An evolutionarily conserved cyclin homolog from Drosophila rescues yeast deficient in G1 cyclins - PubMed (original) (raw)

Figure 3. Cyclin C Sequence Alignment with Conserved Cyclin Sequences

The bars in the upper panel are scaled representations of five divergent cyclins. The location of the three regions identified as having high conservation are indicated as shaded segments. The scale is indicated on the right. For each of the conserved regions, a consensus of G2 cyclin sequences is shown.

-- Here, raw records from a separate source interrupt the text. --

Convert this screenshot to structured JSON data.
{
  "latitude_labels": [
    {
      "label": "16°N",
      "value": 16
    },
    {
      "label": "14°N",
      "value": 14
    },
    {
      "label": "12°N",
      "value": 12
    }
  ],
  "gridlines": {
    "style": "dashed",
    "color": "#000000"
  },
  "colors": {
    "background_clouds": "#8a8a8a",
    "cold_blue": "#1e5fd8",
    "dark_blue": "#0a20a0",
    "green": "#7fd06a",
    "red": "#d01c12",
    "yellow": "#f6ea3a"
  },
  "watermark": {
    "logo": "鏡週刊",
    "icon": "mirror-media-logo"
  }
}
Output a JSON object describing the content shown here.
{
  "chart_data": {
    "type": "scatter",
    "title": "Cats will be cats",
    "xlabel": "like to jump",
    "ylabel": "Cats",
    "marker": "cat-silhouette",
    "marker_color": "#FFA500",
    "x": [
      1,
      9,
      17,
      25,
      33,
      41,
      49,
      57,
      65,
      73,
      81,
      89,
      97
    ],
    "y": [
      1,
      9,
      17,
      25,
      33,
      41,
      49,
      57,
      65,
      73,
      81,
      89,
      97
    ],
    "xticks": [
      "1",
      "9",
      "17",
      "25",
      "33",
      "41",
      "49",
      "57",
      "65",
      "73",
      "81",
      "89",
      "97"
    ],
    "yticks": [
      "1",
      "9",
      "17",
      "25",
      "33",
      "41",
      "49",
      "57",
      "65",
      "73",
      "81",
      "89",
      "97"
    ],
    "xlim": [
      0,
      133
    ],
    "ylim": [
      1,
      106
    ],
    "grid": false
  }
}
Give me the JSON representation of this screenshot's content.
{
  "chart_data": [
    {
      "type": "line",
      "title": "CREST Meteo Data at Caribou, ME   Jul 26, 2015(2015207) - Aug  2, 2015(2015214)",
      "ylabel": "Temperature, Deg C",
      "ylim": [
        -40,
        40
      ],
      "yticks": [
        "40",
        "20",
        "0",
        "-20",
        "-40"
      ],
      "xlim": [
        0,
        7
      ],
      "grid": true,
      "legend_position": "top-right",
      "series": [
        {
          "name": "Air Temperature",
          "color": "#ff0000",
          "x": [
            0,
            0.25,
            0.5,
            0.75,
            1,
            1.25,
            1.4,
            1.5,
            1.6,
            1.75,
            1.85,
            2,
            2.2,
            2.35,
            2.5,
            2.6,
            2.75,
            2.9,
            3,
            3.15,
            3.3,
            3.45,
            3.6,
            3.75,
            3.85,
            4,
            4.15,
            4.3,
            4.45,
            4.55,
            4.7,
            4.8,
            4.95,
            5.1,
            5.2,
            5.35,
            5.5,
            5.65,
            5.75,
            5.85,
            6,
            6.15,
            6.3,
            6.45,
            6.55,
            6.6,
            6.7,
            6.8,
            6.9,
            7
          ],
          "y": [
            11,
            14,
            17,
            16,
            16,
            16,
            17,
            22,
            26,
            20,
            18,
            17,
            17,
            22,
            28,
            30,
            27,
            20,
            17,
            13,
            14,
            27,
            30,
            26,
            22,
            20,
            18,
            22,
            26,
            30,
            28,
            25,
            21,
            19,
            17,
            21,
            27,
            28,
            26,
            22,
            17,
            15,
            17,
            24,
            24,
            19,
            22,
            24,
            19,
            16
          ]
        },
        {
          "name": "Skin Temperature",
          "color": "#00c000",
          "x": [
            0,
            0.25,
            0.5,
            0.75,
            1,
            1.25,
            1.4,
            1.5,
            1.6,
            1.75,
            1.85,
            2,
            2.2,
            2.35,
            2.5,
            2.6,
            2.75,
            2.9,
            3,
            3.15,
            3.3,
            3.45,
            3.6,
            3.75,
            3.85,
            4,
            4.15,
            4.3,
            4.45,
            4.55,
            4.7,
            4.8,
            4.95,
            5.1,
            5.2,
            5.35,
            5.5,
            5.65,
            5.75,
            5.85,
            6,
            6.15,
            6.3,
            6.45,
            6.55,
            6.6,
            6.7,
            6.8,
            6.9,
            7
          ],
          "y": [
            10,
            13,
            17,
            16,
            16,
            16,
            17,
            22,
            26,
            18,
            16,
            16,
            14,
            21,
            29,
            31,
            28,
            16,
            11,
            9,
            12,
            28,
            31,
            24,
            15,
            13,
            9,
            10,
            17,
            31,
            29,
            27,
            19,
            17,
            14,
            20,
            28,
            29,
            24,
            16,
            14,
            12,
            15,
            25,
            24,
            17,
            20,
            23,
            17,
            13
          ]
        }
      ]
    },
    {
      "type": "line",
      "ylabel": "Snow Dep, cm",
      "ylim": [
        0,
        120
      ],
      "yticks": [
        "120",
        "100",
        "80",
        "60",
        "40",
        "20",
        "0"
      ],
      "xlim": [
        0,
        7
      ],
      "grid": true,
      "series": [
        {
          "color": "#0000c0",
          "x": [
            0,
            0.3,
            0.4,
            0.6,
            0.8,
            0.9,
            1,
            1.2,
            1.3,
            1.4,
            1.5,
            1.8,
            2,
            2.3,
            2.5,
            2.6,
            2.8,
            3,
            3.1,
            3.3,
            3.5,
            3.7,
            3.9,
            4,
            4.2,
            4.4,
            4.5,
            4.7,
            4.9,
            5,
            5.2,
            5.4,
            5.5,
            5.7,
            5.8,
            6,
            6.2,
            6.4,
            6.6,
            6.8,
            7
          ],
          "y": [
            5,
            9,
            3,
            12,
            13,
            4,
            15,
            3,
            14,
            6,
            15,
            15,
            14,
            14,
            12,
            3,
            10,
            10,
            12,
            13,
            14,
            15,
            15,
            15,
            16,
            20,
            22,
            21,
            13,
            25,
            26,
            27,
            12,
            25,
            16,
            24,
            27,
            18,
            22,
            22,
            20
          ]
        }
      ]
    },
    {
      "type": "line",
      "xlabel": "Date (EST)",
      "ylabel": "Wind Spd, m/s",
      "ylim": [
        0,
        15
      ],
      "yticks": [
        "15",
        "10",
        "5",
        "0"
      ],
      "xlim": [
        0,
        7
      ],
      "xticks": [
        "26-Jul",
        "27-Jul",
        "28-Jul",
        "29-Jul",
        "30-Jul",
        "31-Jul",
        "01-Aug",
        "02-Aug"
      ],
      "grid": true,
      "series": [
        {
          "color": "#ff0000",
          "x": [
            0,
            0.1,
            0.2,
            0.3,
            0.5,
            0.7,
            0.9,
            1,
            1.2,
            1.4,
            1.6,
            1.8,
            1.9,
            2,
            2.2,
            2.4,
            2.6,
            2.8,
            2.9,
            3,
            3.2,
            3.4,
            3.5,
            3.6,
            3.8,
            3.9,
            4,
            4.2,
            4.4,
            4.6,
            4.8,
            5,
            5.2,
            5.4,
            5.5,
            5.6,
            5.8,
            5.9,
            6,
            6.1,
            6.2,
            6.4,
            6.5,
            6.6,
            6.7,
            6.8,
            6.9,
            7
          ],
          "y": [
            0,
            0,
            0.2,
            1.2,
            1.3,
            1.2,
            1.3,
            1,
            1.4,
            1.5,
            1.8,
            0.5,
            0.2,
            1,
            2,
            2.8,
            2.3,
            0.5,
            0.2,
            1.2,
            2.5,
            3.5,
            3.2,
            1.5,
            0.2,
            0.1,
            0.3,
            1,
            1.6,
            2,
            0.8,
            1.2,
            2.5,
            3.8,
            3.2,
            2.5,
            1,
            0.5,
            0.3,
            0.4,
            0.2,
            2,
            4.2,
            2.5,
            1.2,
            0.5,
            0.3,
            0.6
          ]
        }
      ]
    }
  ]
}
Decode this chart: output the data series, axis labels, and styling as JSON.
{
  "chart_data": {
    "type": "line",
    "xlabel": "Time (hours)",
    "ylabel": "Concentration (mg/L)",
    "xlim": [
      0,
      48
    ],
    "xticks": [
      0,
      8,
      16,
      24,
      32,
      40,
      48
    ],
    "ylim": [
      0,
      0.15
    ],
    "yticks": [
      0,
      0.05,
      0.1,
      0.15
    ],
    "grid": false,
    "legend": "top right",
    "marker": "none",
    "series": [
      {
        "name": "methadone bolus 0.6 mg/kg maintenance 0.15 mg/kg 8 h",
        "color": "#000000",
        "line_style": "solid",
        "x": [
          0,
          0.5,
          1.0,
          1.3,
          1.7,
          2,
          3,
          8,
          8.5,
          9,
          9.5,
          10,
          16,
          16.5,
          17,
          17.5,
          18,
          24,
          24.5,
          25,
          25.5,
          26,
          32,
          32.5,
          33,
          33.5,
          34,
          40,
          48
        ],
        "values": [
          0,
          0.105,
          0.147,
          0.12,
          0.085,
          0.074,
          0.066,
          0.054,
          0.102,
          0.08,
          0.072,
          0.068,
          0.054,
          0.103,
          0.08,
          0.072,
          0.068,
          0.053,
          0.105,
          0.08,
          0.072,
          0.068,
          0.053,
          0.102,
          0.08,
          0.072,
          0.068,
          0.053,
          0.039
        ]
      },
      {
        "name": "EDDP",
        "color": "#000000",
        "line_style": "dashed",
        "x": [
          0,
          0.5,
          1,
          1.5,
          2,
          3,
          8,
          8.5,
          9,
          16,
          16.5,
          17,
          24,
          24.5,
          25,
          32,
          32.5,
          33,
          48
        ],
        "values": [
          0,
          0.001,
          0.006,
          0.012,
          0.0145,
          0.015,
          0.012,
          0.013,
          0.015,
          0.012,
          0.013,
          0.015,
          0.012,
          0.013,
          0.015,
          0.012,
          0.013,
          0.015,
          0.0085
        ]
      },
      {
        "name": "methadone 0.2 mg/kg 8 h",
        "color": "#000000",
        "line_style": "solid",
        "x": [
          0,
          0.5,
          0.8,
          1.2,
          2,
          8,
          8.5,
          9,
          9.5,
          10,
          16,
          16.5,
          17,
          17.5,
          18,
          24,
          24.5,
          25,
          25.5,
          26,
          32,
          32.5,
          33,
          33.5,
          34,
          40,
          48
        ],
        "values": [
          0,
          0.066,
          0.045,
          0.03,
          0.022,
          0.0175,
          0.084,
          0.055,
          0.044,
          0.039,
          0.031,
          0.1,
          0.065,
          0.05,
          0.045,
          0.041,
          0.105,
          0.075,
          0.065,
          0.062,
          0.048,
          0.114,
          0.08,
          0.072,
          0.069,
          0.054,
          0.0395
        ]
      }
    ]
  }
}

This was derived as follows: 15 G2 cyclin sequences were compared (clam cyclins A [Swenson et al., 1986] and B [Westendorf et al., 1989], human cyclins A [Wang et al., 1990] and B [Pines and Hunter, 1989], Drosophila cyclins A [Lehner and O’Farrell, 1989] and B [Lehner and O’Farrell, 1990], frog cyclins A [Minshull et al., 1990], B1 [Minshull et al., 1989], and B2 [Minshull et al., 1989], sea urchin cyclin [Pines and Hunt, 1987], S. pombe cdc13 [Booher and Beach, 1988], and S. cerevisiae Clb1, Clb2, Clb3, and Clb4 [Ghiara et al., 1991]). At each position, the most commonly occurring amino acid was selected for the consensus. In the few cases of a numerical tie, we selected the residue that was the most widely distributed among the more evolutionarily diverged cyclins. Below the consensus, all of the different residues that occur at a position are listed as alternatives. The cyclin C sequence and the other diverged cyclin sequences were aligned with the G2 consensus sequence. The number to the left of each aligned sequence is the position of the first residue of the segment. As a reference and an example of a G2 cyclin, the clam cyclin A sequence is included in this alignment. Residues matching the G2 consensus are boxed and shaded. Residues considered homologous to the residues of the consensus are boxed, according to the following groupings: A, L, V, I, M; D, E; K, R; N, Q; F, Y; S, T. The scores on the right of each alignment were calculated as follows. The 15 G2 sequences were used as a reference. The number of times each amino acid occurred at a given position in this reference set was determined. For an aligned sequence, each position was given a score corresponding to the number of times the corresponding amino acid occurred in the reference set. The total scores for an alignment were then normalized by dividing by the maximum score (number of positions scored × number of sequences in the reference set). For the ras homology within region III, homology scores were similarly calculated based only on the 21 amino acid sequence indicated for human H-ras.